An extract from Rebecca L. Remillard PHD, DVM’s article

Food is contaminated with microbes. Meat from healthy animals become contaminated at slaughter.

Approximately 1/3 of poultry sold for human consumption has tested positive for Salmonella. Many procedures are done during food processing to reduce contamination, but bacteria persist. All products, therefore should be considered contaminated.

Raw diets meant for pets have been documented to have pathogenic Yersinia enterocolitica, Salmonella species and E. coli. In fact, if one were to look at the packaging of raw products, there is no claim that they are pathogen free (free of bacteriathatmay cause harm.)

Since most pathogenic organisms are found on the surface of the meat, searing the surface would reduce the amount of bacterial load. Feeding the meat « rare » as in not cooked thoroughly would also be an option.

FECAL CONTAMINATON :

It has been shown that pets fed contaminated raw meat shed viable organisms (bacteria) in their feces. Salmonella was isolated from 80% of bones and raw food diets sampled and from 30% of the stools from dogs consuming these diets.

HANDLING OF RAW FOOD :

Feeding infected raw diets increases the risk for infection of both human and animal household members. Humans can become infected when handling contaminated meat and egg products.
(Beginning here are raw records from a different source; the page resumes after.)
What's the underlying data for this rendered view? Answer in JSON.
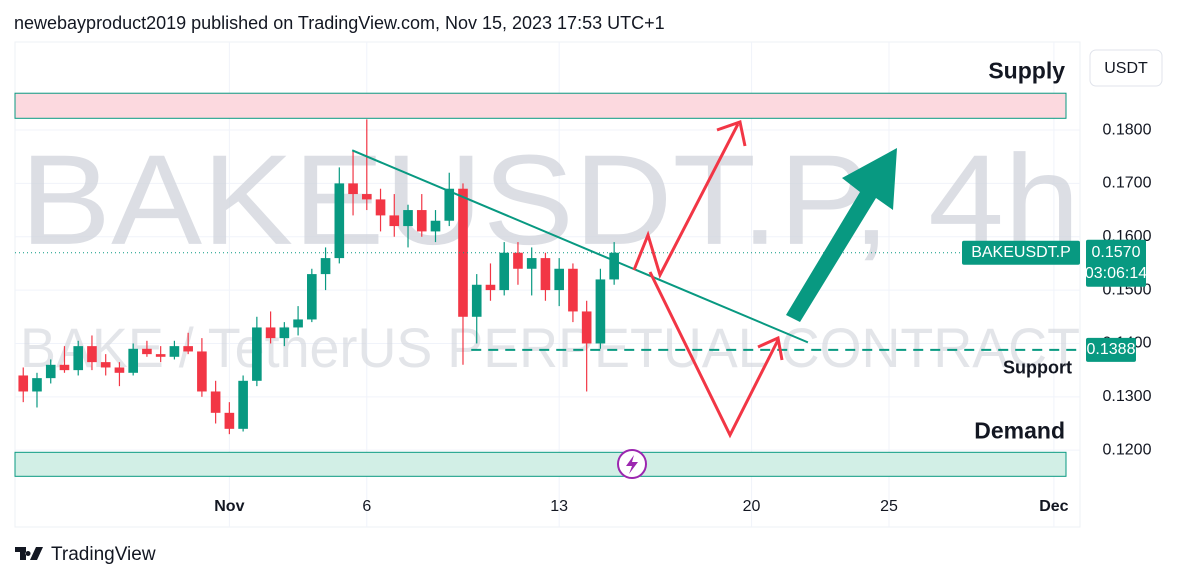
{
  "header": "newebayproduct2019 published on TradingView.com, Nov 15, 2023 17:53 UTC+1",
  "footer": "TradingView",
  "chart_data": {
    "type": "candlestick",
    "watermark": {
      "symbol": "BAKEUSDT.P, 4h",
      "description": "BAKE / TetherUS PERPETUAL CONTRACT"
    },
    "currency": "USDT",
    "symbol": "BAKEUSDT.P",
    "countdown": "03:06:14",
    "last_price": {
      "value": 0.157,
      "label": "0.1570"
    },
    "up_color": "#089981",
    "down_color": "#f23645",
    "x": [
      -6.5,
      -6,
      -5.5,
      -5,
      -4.5,
      -4,
      -3.5,
      -3,
      -2.5,
      -2,
      -1.5,
      -1,
      -0.5,
      0,
      0.5,
      1,
      1.5,
      2,
      2.5,
      3,
      3.5,
      4,
      4.5,
      5,
      5.5,
      6,
      6.5,
      7,
      7.5,
      8,
      8.5,
      9,
      9.5,
      10,
      10.5,
      11,
      11.5,
      12,
      12.5,
      13,
      13.5,
      14,
      14.5,
      15
    ],
    "open": [
      0.134,
      0.131,
      0.1335,
      0.136,
      0.135,
      0.1395,
      0.1365,
      0.1355,
      0.1345,
      0.139,
      0.138,
      0.1375,
      0.1395,
      0.1385,
      0.131,
      0.127,
      0.124,
      0.133,
      0.143,
      0.141,
      0.143,
      0.1445,
      0.153,
      0.156,
      0.17,
      0.168,
      0.167,
      0.164,
      0.162,
      0.165,
      0.161,
      0.163,
      0.169,
      0.145,
      0.151,
      0.15,
      0.157,
      0.154,
      0.156,
      0.15,
      0.154,
      0.146,
      0.14,
      0.152
    ],
    "high": [
      0.1355,
      0.1345,
      0.137,
      0.1395,
      0.1405,
      0.1415,
      0.138,
      0.1365,
      0.14,
      0.1405,
      0.1395,
      0.1405,
      0.142,
      0.141,
      0.133,
      0.129,
      0.134,
      0.145,
      0.146,
      0.144,
      0.147,
      0.154,
      0.158,
      0.173,
      0.176,
      0.182,
      0.169,
      0.168,
      0.166,
      0.168,
      0.165,
      0.172,
      0.17,
      0.153,
      0.155,
      0.159,
      0.159,
      0.158,
      0.157,
      0.156,
      0.155,
      0.148,
      0.154,
      0.159
    ],
    "low": [
      0.129,
      0.128,
      0.1325,
      0.1345,
      0.134,
      0.135,
      0.134,
      0.132,
      0.134,
      0.1375,
      0.1365,
      0.137,
      0.138,
      0.13,
      0.125,
      0.123,
      0.1235,
      0.132,
      0.14,
      0.1395,
      0.1415,
      0.144,
      0.15,
      0.155,
      0.164,
      0.165,
      0.161,
      0.16,
      0.158,
      0.16,
      0.159,
      0.162,
      0.136,
      0.14,
      0.148,
      0.149,
      0.151,
      0.149,
      0.148,
      0.147,
      0.144,
      0.131,
      0.139,
      0.151
    ],
    "close": [
      0.131,
      0.1335,
      0.136,
      0.135,
      0.1395,
      0.1365,
      0.1355,
      0.1345,
      0.139,
      0.138,
      0.1375,
      0.1395,
      0.1385,
      0.131,
      0.127,
      0.124,
      0.133,
      0.143,
      0.141,
      0.143,
      0.1445,
      0.153,
      0.156,
      0.17,
      0.168,
      0.167,
      0.164,
      0.162,
      0.165,
      0.161,
      0.163,
      0.169,
      0.145,
      0.151,
      0.15,
      0.157,
      0.154,
      0.156,
      0.15,
      0.154,
      0.146,
      0.14,
      0.152,
      0.157
    ],
    "xlim": [
      -6.8,
      31.95
    ],
    "ylim": [
      0.1056,
      0.1965
    ],
    "xticks": [
      {
        "value": 1,
        "label": "Nov"
      },
      6,
      13,
      20,
      25,
      {
        "value": 31,
        "label": "Dec"
      }
    ],
    "yticks": [
      {
        "value": 0.12,
        "label": "0.1200"
      },
      {
        "value": 0.13,
        "label": "0.1300"
      },
      {
        "value": 0.14,
        "label": "0.1400"
      },
      {
        "value": 0.15,
        "label": "0.1500"
      },
      {
        "value": 0.16,
        "label": "0.1600"
      },
      {
        "value": 0.17,
        "label": "0.1700"
      },
      {
        "value": 0.18,
        "label": "0.1800"
      }
    ],
    "grid": true,
    "supply_zone": {
      "label": "Supply",
      "range": [
        0.1822,
        0.1869
      ]
    },
    "demand_zone": {
      "label": "Demand",
      "range": [
        0.1151,
        0.1196
      ]
    },
    "support": {
      "label": "Support",
      "value": 0.1388,
      "start_x": 9.8
    },
    "trendline": {
      "x": [
        5.47,
        22.05
      ],
      "y": [
        0.1762,
        0.1402
      ]
    }
  }
}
Safe practices during handling of the food, feeding dish, and feces should be adhered to.

DISPELLING THE MYTH :

Many who advocate feeding raw diets insist tha tdogs and cats have a more acid stomach and shorter gastrointestinal tracts than do humans, protecting them from pathogenic bacteria. However, there is no difference among these species in regard to gastric Ph and no evidence to suggest the difference in length of the gastrointestinal tract is protective to dogs and cats. All three species manifest similar clinical signs after ingesting food contaminated with pathogens.

No scientific evidence exists that a raw diet is superior to any dry or canned pet food.

In conclusion, feeding of raw pet food is associated with health risks to pet and family with no demonstrable benefit.